If gauge symmetries are redundancies, why introduce them in the first place?
The important point here is the requirement that our theory be Lorentz invariant. Now, there are two ways to be certain that our theory (or more precisely, the $S$-matrix) is Lorentz invariant
Make the action manifestly Lorentz invariant. This implies describing the theory in terms of Lorentz covariant objects such as scalars $\phi$, 1-forms $A_\mu$ or spinors $\psi$ (and other representations of the Lorentz group.)
Don't make the action manifestly Lorentz invariant, i.e. formulate it in terms of fields that are not representations of the Lorentz group, but maintain overall Lorentz invariance by carefully putting together the fields in a Lorentz invariant way.
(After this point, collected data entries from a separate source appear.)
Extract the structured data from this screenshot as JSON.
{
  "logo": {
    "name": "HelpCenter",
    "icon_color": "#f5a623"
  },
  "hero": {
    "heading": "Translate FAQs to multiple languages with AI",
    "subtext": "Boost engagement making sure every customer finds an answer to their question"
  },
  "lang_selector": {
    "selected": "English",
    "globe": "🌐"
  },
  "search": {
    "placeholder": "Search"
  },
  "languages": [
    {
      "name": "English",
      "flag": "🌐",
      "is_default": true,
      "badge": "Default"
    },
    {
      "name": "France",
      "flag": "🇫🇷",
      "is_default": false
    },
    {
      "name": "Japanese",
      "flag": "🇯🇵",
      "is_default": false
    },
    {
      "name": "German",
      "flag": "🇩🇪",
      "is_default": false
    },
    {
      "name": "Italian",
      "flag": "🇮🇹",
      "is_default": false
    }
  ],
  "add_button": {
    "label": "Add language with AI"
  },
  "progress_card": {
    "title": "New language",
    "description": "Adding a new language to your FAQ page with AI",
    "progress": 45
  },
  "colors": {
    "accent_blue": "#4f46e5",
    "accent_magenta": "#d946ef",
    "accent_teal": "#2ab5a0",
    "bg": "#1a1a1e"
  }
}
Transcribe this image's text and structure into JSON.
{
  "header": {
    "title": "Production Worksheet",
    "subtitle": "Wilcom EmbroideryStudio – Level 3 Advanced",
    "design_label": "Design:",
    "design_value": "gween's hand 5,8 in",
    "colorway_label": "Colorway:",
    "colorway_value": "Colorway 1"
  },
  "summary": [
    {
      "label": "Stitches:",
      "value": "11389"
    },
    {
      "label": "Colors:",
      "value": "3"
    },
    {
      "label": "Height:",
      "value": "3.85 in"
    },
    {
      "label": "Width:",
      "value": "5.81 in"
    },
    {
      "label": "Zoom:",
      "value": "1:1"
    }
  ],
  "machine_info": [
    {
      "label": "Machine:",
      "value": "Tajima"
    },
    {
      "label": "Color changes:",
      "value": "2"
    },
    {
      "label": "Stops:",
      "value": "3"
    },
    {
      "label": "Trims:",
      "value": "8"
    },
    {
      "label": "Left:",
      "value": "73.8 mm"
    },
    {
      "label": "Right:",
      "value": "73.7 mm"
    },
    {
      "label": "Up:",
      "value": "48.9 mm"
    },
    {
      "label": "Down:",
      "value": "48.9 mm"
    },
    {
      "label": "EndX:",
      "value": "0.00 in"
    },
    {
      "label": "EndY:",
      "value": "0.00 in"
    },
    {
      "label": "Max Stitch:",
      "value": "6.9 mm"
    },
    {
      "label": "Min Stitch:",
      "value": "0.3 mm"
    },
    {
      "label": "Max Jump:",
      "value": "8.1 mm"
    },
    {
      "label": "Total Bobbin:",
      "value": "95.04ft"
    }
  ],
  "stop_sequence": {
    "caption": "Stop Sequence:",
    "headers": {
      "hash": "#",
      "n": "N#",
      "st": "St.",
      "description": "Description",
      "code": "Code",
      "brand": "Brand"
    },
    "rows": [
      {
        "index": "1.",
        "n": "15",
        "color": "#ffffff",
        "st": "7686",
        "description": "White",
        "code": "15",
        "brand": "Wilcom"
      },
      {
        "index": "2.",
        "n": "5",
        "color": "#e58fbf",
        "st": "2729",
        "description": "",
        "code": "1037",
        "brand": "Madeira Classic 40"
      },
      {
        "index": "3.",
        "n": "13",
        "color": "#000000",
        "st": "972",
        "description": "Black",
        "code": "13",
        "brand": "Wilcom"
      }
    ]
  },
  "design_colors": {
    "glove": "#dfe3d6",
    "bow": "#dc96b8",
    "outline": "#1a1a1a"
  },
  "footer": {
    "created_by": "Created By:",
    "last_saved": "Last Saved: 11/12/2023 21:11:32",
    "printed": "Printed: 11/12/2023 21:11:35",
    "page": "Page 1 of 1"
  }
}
You may immediately see the advantages of the first technique. Lorentz invariance is manifest, and as long as the indices match up nicely, we never have to worry about getting funny Lorentz non-invariant answers. With the second technique, one has to check for Lorentz invariance at every step of the calculation.
The disadvantage of the first method is the following: Every physical object must be embedded in representations of the Lorentz group. Thus, if we want to describe a spin-1 photon, it must be embedded in the spin-1 representation of the Lorentz group, $A_\mu$. This leads us to a necessary introduction of gauge invariance. (since the 4 dof of $A_\mu$ has to be reduced to the 2 of the photon)
So as a summary, while gauge invariance does create some inconveniences, it allows to circumvent the even more inconvenient formulation of the theory in a Lorentz non-manifest way.
PS - In recent developments, people have tried embedding the dof of the photon into the spinor, which continues to allow for manifest Lorentz invariance, but also circumvents the problem of gauge invariances. This is called the spinor-helicity formalism.